Yuvam Dünya Derneği olarak sağlık sistemlerinde iklim direncini artırmak amacıyla geçen yılın başında Hacettepe ve Koç Üniversitesi ile İklim Kliniği projesini başlattıklarından bahseden Kocabıyık, bu projeyle iklim krizinin etkilerinden insanları korumak için farkındalığı ve bilgi düzeyini artırmayı, kanıta dayalı karar verme sürecine destek sağlamayı ve toplum sağlığını koruyacak müdahaleleri hayata geçirmeyi amaçladıklarını ifade etti.

Kocabıyık, "Küresel çapta tıp öğrencileri ve profesyonelleri, iklim kriziyle mücadeleye yönelik acil ve önemli adımlar talep ediyor ve biz de bu projede öncelikle tıp ve sağlık bilimleri öğrencileriyle ortak olmayı, iklime dayanıklı sağlık sistemleri oluşturmada aktif rol almalarını desteklemeyi amaçlıyoruz.
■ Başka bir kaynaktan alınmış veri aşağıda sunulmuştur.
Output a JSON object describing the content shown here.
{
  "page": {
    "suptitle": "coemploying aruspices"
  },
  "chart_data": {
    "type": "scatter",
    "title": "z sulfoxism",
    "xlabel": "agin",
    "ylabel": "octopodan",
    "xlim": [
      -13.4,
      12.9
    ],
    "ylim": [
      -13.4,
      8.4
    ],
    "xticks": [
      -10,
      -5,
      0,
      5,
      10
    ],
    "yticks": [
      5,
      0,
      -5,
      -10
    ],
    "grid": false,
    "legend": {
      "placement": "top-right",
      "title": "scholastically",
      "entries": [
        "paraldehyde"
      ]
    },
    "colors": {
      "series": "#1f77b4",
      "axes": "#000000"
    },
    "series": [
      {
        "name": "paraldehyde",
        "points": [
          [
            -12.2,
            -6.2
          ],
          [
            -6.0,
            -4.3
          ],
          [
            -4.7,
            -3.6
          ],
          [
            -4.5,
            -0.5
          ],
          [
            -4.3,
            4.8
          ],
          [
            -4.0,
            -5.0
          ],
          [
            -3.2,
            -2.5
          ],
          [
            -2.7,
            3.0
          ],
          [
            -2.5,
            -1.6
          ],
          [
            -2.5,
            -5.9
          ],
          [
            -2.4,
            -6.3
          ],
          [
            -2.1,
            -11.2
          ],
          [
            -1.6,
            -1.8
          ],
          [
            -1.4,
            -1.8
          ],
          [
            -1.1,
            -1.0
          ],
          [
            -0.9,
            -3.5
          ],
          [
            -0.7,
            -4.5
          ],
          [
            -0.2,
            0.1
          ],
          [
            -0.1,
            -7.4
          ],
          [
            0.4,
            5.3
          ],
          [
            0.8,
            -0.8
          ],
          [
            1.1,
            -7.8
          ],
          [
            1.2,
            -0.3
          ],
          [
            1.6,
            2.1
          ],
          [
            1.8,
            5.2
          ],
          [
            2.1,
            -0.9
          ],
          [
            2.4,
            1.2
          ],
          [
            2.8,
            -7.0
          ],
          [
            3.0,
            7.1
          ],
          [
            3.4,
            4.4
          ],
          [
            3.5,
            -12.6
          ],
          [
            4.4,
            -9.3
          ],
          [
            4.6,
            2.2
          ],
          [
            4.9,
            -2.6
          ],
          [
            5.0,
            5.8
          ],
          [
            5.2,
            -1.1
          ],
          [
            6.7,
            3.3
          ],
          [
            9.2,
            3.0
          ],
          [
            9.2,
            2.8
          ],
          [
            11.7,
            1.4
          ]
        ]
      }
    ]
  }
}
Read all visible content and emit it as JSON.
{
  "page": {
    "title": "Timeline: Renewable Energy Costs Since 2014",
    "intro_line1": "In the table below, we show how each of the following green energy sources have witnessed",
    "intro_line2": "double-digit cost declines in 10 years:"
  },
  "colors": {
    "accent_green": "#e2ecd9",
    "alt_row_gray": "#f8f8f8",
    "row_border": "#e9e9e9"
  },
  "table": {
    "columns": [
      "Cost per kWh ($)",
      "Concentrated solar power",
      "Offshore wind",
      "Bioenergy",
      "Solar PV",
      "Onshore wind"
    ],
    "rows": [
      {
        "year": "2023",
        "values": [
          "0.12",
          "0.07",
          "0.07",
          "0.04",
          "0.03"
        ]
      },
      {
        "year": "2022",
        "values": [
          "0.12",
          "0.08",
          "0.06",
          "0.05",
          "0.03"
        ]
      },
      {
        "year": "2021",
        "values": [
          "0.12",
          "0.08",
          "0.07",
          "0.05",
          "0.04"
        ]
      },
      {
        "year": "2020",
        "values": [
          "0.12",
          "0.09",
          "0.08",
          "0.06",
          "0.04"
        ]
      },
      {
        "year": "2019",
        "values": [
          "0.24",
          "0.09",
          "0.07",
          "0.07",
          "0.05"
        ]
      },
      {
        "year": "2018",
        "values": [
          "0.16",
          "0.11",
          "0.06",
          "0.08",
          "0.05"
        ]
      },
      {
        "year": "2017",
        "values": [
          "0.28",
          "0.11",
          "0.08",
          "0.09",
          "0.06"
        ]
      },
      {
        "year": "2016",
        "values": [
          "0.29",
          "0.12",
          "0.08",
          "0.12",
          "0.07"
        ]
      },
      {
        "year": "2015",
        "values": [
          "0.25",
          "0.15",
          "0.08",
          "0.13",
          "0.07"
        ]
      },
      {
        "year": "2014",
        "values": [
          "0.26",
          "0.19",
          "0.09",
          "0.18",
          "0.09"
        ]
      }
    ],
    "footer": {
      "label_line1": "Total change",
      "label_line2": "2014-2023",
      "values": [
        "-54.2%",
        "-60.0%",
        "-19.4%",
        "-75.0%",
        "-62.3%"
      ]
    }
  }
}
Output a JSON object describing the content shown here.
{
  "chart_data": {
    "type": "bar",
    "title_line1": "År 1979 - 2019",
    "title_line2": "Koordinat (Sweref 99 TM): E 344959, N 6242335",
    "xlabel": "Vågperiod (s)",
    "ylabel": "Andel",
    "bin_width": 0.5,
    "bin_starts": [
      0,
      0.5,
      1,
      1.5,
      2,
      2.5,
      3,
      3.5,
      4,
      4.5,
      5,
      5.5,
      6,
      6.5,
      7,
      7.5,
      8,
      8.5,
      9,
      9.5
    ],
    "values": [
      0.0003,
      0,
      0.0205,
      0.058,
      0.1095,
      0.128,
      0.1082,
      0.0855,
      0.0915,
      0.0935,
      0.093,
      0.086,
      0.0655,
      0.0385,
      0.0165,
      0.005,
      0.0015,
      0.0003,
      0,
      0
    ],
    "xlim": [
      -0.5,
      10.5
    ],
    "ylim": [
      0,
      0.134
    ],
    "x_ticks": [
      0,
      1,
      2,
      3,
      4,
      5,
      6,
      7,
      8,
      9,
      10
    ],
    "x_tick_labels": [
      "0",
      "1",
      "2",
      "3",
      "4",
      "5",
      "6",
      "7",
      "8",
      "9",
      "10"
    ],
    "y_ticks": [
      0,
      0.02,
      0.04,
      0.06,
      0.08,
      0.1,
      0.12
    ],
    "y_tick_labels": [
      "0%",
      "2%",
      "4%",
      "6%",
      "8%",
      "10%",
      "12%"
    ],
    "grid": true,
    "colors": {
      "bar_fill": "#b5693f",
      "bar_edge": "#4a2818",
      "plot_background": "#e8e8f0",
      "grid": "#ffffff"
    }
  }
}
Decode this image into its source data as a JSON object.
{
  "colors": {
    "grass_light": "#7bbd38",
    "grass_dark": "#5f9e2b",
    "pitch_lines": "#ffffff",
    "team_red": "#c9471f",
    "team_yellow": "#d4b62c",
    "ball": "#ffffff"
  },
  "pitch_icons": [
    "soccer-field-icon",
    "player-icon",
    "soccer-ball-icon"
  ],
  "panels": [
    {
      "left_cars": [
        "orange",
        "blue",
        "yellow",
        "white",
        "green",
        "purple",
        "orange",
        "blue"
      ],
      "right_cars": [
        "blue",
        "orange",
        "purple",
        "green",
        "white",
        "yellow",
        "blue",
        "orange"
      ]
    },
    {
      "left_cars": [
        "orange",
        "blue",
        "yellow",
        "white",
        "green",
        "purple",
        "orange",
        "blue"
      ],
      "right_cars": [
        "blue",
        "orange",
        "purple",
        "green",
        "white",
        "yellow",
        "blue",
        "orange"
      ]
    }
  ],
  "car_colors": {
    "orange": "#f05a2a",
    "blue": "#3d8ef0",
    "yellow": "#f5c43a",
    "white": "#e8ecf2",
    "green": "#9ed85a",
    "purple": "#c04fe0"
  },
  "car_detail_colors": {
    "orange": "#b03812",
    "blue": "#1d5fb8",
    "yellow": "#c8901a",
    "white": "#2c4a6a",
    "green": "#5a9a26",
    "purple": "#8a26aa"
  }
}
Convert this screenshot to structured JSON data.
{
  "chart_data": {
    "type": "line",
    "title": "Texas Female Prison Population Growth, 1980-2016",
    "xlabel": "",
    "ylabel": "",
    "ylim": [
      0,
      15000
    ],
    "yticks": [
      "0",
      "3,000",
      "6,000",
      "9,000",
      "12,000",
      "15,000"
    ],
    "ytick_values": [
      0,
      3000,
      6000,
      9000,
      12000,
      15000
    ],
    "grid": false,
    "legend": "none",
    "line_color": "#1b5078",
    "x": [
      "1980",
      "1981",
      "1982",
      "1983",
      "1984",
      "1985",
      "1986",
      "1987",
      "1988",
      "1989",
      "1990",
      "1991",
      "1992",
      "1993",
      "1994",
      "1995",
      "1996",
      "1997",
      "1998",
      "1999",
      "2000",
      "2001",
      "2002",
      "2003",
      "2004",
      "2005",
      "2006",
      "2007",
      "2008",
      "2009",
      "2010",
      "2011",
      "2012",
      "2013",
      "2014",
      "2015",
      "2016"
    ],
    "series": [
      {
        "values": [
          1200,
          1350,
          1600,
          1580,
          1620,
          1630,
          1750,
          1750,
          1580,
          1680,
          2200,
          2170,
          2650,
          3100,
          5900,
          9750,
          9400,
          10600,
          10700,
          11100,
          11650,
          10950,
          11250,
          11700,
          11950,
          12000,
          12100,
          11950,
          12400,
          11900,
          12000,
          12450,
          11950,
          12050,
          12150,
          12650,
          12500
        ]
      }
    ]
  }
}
Eğitimlerle sağlık profesyonellerinin kapasitelerini ve iklim kriziyle mücadele becerilerini geliştirirken, beraberinde iklime duyarlı hastalıkların belirlenmesi, erken uyarı sistemlerinin kurulması ve buna yönelik kentsel planlamaların yapılması gibi projelerle ülkemizin uyum kapasitesini güçlendirilmesine katkı vermeyi hedefliyoruz." diye konuştu.

- "Dünyaya iyi gelen bize de iyi geliyor"

İklim kriziyle mücadele etmek için alışkanlıkların sorgulanması tavsiyesinde bulunan Kocabıyık, iklim krizinin tüketimin tetiklediği bir kültür krizi olduğunu, bu nedenle gerekli haller dışında tüketimden kaçınılması, yeniden kullanımın önünün açılması ve geri dönüşümün yaygınlaştırılması gerektiğini dile getirdi.

Her bireyin ruh sağlığının fiziksel sağlığı kadar önemli olduğunu hatırlatan Kocabıyık, sözlerini şöyle tamamladı:

"Özellikle iklim krizi ve diğer birçok sorunla birlikte çoklu krizler çağından, bu uzun soluklu mücadele gerektiren dönemden geçerken beyin ve ruh sağlığımızın durumu daha da elzem. Dayanışmaya, kolektif bir harekete, psikolojik dayanıklılığı artırmaya yönelik birlikte düşünmeye çok daha fazla ihtiyacımız var. Bununla birlikte dünyaya iyi gelenin bize de iyi geldiğini hatırlamamız gerekiyor."